Modern technologies in experimental sciences and computational sciences generate a large amount of high-dimensional data. In contrast to classical hypothesis testing, in modern statistical methods data are used to construct a statistical model that generated the dataset. Such a model not only describes the statistical properties of the past observations but also enables the prediction of future observations. The course is designed for students who wish to learn the mathematical methods to analyze high-dimensional data for active inference.

This course is based on the second half of the previous course "B07 Statistical Methods".

By completing this course, students will receive one credit.

This course can be taken immediately after the course B31 Statistical Testing, or as a stand-alone course.

1. Introduction

The following points are explained.

Hypothesis testing versus statistical modeling (or machine learning)

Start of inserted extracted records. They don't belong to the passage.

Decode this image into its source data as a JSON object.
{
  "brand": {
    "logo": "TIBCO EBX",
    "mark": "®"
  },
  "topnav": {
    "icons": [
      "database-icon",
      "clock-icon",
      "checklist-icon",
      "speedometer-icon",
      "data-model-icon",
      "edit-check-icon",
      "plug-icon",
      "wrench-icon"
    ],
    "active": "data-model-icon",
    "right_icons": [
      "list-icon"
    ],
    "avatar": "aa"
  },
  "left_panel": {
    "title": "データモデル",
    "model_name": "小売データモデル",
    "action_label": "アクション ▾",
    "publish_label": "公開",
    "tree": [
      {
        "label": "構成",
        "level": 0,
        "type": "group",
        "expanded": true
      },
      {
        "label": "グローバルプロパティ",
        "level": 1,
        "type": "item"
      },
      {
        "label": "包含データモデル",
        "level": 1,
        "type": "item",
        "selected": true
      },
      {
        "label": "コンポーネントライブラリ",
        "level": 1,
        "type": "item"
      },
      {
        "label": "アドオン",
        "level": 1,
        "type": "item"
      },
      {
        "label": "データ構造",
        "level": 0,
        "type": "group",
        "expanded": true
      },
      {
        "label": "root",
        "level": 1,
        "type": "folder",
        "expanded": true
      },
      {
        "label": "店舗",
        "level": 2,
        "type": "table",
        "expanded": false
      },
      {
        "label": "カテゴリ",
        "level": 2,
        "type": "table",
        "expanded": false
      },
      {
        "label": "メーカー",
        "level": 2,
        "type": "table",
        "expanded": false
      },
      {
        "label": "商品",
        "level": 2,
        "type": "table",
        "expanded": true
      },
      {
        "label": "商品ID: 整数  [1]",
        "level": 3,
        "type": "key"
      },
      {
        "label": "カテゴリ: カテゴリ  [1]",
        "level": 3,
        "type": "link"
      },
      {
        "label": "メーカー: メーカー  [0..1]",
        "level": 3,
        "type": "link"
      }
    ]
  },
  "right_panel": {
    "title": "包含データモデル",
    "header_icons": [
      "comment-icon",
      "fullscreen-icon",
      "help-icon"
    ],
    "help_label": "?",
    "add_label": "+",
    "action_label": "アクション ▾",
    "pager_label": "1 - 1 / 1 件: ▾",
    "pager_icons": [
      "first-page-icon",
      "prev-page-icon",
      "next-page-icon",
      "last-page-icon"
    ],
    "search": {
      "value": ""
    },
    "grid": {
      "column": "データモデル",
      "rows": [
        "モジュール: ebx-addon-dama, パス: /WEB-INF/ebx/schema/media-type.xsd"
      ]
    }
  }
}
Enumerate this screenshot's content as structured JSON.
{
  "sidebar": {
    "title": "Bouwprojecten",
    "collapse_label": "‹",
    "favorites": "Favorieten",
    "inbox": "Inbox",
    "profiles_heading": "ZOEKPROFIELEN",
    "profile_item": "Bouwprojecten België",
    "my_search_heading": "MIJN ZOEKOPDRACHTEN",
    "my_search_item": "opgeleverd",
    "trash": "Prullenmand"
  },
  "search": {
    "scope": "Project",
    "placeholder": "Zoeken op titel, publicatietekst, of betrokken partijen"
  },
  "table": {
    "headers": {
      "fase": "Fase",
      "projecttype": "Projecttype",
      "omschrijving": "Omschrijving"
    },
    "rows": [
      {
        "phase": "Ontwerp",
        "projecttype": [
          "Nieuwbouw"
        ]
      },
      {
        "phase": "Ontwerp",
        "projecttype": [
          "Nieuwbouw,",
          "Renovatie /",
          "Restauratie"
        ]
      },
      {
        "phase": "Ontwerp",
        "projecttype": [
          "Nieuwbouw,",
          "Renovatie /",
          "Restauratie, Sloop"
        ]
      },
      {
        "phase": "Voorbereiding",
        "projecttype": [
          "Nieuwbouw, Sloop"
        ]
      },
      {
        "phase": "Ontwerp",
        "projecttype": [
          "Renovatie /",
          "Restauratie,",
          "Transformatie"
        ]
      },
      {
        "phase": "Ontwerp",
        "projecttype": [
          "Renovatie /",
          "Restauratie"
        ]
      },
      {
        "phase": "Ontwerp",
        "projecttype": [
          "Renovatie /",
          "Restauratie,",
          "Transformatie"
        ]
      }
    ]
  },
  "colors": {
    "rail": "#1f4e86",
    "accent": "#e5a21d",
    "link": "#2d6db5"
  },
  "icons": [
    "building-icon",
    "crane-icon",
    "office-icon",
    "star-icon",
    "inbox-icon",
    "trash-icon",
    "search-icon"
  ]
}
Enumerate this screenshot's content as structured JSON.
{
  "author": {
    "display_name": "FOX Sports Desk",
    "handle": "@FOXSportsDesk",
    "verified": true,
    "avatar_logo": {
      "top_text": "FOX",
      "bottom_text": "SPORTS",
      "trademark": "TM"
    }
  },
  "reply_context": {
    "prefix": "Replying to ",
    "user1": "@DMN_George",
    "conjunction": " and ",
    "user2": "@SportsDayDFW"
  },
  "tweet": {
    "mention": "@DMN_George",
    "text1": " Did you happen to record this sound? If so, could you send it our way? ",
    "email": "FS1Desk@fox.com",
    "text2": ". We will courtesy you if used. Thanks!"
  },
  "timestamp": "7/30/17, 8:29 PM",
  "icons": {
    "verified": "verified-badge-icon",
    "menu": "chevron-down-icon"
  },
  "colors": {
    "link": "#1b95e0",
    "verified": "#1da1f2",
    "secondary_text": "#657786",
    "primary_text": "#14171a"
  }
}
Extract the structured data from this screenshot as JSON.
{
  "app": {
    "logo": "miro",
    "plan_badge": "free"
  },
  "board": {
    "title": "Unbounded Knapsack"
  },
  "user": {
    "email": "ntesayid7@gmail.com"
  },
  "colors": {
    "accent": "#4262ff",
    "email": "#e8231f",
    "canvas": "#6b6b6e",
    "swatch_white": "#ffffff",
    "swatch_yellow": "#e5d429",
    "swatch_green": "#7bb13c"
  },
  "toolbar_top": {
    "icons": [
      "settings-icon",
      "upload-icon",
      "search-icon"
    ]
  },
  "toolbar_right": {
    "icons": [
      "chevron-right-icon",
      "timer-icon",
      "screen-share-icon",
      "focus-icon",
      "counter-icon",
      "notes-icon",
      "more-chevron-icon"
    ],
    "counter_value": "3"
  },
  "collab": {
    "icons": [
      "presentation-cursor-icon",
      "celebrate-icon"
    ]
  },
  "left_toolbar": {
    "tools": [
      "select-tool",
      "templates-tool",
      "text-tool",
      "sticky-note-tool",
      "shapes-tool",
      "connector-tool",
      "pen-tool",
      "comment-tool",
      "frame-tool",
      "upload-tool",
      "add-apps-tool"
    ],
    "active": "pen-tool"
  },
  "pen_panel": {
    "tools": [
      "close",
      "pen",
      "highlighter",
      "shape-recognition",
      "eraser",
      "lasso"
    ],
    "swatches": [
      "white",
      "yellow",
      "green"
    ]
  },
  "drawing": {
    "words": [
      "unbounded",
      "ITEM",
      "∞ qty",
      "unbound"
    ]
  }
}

Needs and difficulties of high-dimensional data analysis

A true model? Does it exist or not?

2. Regression analysis and maximum likelihood

Regression is an entry to statistical modeling and is yet a practically important topic. Some representative methods such as linear regression will be explained together with the Maximum likelihood Estimation. Logistic regression and Receiver operation curve (ROC) are also discussed.

3. Model selection

In statistical modeling, the same data can be fitted with multiple models having different levels of complexity. However, a complex model may induce an overfitting of data. Model selection enables us a systematic comparison between the different models. Akaike information criteria will be explained in detail.

4. Dimensional reduction

When high-dimensional data are given, we may analyze the structure of the distribution in a low-dimensional projection space. Principal component analysis (PCA) provides a basic yet very useful method for dimensional reduction of datasets. As a related topics, singular value decomposition (SVD) will be also discussed.

5. Categorization and decision making

Categorization or classification of data points is important in a wide range of real-world decision-making problems. Several methods for categorization including Linear discriminant analysis (LDA) are introduced. I will also explain a widely-used framework of Generalized linear model (GLM).

6. Bayesian approach

In contrast to the maximum likelihood estimation of a true model, Bayesian statistical modeling assumes that observations result from a mixture of multiple statistical models. I will explain the basic concepts of Bayesian statistical modeling using simple examples.

7. Clustering

Clustering is required in various feature-detection problems in data science, and several methods are known in machine learning. Here, we first study one of the simplest methods, k-means clustering. Bayesian approaches to clustering problems will be also discussed. Such topics will include Variational Bayes clustering if time allows.

Basic knowledge and skills in linear algebra (matrix, eigenvalues, eigenvectors, etc.), calculus (differentiation and integration of functions), and probability theories (Gaussian and some other distributions) are required. Skills in Python programming are also required for exercises.